Movie And TV Content
In September 2006 Amazon launched its Amazon Video, an online movie and TV show streaming service available to Amazon Prime members. Today, that service has about 80 million subscribers and accounts for $1.9B in annual revenue. Though this does not compare to Netflix’s $8.8B generated last year, the e-commerce behemoth is giving the streaming giant a run for its money with both original and licensed content.
Music Streaming
On Oct. 12, 2016, Amazon took its first stab at music streaming, charging listeners $3.99/month, unless already Prime members, to listen to its online selection of music.
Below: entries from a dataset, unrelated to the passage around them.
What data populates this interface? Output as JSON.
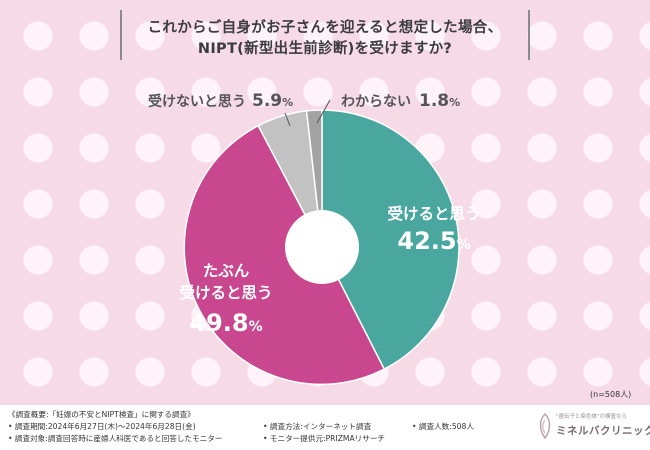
{
  "title": {
    "line1": "これからご自身がお子さんを迎えると想定した場合、",
    "line2": "NIPT(新型出生前診断)を受けますか?"
  },
  "chart_data": {
    "type": "pie",
    "donut": true,
    "categories": [
      "受けると思う",
      "たぶん受けると思う",
      "受けないと思う",
      "わからない"
    ],
    "values": [
      42.5,
      49.8,
      5.9,
      1.8
    ],
    "unit": "%",
    "colors": [
      "#4aa79f",
      "#c8478e",
      "#c2c2c2",
      "#a3a3a3"
    ],
    "labels": [
      {
        "text": "受けると思う",
        "value": "42.5"
      },
      {
        "text": "たぶん受けると思う",
        "line1": "たぶん",
        "line2": "受けると思う",
        "value": "49.8"
      },
      {
        "text": "受けないと思う",
        "value": "5.9"
      },
      {
        "text": "わからない",
        "value": "1.8"
      }
    ]
  },
  "n_label": "(n=508人)",
  "footer": {
    "overview": "《調査概要:「妊娠の不安とNIPT検査」に関する調査》",
    "period": "• 調査期間:2024年6月27日(木)～2024年6月28日(金)",
    "method": "• 調査方法:インターネット調査",
    "count": "• 調査人数:508人",
    "target": "• 調査対象:調査回答時に産婦人科医であると回答したモニター",
    "provider": "• モニター提供元:PRIZMAリサーチ"
  },
  "logo": {
    "subtitle": "\"遺伝子と染色体\"の検査なら",
    "name": "ミネルバクリニック"
  }
}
The company entered the fray with streaming giants Spotify, Apple Music and Pandora in an industry that has grown to roughly $2.3B — though Spotify continues to dominate.
Social Media
Amazon’s mobile app, Amazon Spark, is nothing new, but it recently added an Instagram and Pinterest-like feature. Now users can scroll through photos and captions of Amazon products that friends post through the app, much like the above-mentioned photo-driven social platforms. Pictures can link to the purchases on Amazon and allow users to purchase them through the app. Amazon has been testing this feature for the past few months, and enthusiasts say this is Amazon’s effort to expand the system for reviewers.
Mobile Phones
Critics claim Amazon’s smartphone brand, Amazon Fire Phone, was a bit overambitious. It launched in 2014, and just a year later the company discontinued its only model. The phone performed so poorly that Amazon had to take a $170M write-off on the venture. Still, many enthusiasts are calling for another go-round on the former dud, claiming Amazon’s access to Alexa and other services could allow the e-tailer to conquer the smartphone market now.
Healthcare Industry
The e-commerce titan has been beefing up its health-tech team as it aims to boost its cloud offerings for healthcare providers, insurers and even the pharmacy market. Amazon has been working to bolster its HIPAA-compliant offerings to appeal to new users and current customers, including Bristol-Myers Squibb, Siemens and Orion Health. The company recently hired Missy Krasner, vice president and managing director of Box's Healthcare and Life Sciences Group, to play a major role on its health-tech team.
Package Delivery Services
Amazon, like its competitor Walmart, has been building out its own delivery and logistics services, recently expanding its shipping services to China and North America. By cutting out the middleman and shipping direct to consumers, the online retailer is disrupting carriers like FedEx and UPS. In 2016 the e-commerce behemoth predicted delivering its own merchandise could save roughly $1.1B annually.
Cloud Computing
Amazon is the dominant player in the cloud computing industry, going up against forces like Microsoft and Alphabet Inc. (which owns Google). Amazon Web Services brought in $12.2B in revenue last year from customers such as Netflix and the CIA. Talk about crazy. Competition among the biggest players in the industry has heated up to such an extent that last month Walmart threatened to end relationships with its tech vendors if they do not get off of Amazon’s cloud.